Anyone expecting the vibrancy of period-instrument performances, or the dynamism of such master-Mozarteans as Alfred Brendel or Christian Zacharias, will be disappointed. These are intensely thoughtful and refined accounts that reward dedicated listening. Unlike Daniel Barenboim, who tends to romanticise Mozart (albeit usually to unanswerably wonderful effect), Uchida is fastidiously careful never to stray outside the boundaries of classical restraint. But whereas the likes of Brendel make such an approach feel fluid and natural, the sense here is often that Uchida’s natural inclinations are towards the romantic.

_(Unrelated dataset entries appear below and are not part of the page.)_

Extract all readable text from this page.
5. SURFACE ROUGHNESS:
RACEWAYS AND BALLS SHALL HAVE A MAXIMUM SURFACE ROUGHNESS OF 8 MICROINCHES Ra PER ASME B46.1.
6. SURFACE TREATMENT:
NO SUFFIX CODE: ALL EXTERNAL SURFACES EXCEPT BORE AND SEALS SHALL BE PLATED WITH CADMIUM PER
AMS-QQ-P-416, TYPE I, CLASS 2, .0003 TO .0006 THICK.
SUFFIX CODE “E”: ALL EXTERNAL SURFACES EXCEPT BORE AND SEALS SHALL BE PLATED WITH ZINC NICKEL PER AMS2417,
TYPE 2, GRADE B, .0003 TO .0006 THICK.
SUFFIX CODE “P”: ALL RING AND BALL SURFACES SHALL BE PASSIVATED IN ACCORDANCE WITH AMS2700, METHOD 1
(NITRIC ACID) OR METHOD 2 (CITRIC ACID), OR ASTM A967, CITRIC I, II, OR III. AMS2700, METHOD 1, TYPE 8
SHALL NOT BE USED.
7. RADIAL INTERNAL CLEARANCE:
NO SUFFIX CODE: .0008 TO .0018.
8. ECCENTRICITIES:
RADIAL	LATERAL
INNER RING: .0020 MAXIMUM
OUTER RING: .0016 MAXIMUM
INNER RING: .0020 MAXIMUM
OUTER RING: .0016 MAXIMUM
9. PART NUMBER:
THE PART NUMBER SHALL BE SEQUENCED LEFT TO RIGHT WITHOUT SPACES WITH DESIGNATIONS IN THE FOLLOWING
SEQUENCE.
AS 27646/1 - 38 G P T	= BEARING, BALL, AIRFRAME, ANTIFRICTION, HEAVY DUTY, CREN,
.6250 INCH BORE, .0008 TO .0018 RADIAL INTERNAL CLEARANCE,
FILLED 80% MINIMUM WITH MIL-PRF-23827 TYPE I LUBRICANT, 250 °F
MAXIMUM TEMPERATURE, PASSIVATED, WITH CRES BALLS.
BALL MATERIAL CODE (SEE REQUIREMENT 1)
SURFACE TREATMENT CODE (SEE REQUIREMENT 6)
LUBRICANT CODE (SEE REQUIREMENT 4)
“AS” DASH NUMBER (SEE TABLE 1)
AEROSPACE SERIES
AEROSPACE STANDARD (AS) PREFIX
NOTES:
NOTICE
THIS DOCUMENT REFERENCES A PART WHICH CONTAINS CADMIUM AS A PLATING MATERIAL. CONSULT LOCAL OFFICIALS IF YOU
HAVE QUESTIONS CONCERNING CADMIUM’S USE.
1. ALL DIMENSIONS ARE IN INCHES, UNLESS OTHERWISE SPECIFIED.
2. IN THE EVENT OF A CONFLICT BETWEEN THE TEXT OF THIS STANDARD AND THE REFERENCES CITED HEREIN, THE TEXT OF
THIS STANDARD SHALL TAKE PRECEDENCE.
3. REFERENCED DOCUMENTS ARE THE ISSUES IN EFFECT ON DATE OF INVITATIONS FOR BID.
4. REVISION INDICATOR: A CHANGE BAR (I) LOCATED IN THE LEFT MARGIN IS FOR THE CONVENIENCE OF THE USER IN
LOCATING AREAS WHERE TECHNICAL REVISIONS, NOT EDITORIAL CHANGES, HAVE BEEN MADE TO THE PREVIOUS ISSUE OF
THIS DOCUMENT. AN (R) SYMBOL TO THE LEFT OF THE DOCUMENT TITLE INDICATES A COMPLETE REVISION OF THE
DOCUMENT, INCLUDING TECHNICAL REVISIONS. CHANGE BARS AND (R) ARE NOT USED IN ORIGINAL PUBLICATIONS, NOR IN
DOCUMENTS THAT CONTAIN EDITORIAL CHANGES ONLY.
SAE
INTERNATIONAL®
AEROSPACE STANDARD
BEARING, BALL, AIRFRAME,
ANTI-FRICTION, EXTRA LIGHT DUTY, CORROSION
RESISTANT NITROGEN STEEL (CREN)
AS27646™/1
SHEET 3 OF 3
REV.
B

This is certainly not to say that Uchida’s playing doesn’t have integrity, or is not absolutely compelling; it is also frequently sublime. The pianist’s first entry in the C minor Concerto (placed first on the disc) is exquisite: a supremely poised oasis of absolute calm, yet bristling with tension that foreshadows the drama to come. The preceding orchestral introduction is not as overtly fiery as some versions, but its gentle drive is firm and inexorable. Although the tempo here and in the finale is measured, the voltage in both is powerfully high. Uchida’s take on the Larghetto is contemplative rather than effortlessly simple, reflecting the vast depth beneath Mozart’s uncomplicated surface; her subtle ornamentation in repeated passages is nicely stylish (as is her own cadenza in first- movement cadenza).
The Cleveland Orchestra musicians have Mozart in their blood, and Uchida’s special “long-standing relationship” with them is plainly evident. Tate’s ECO often lacked incisiveness and urgency – never faults here. The Cleveland woodwinds are especially vivid, making the contrapuntal complexities in the turbulent first-movement development crystal-clear. The wind-led major-key episodes in the Larghetto and finale are melancholic rather than uplifting, but this in keeping with the mood of the work as a whole and comes off well (less effective – and unnecessary – is the paring down of the strings to solo string quartet here).
The glorious sunshine of the A major’s Concerto first movement is tempered with autumnal clouds, reflective rather than carefree. The Adagio, Mozart at his most poignant, penetrates straight to the soul with clean textures and eloquent directness. The joyous finale may lack a sense of spontaneity, but Uchida’s light and nimble touch ensures that its radiance shines brightly and with a winning optimism. This release is essential listening for devotees of these wonderful, multi-faceted works.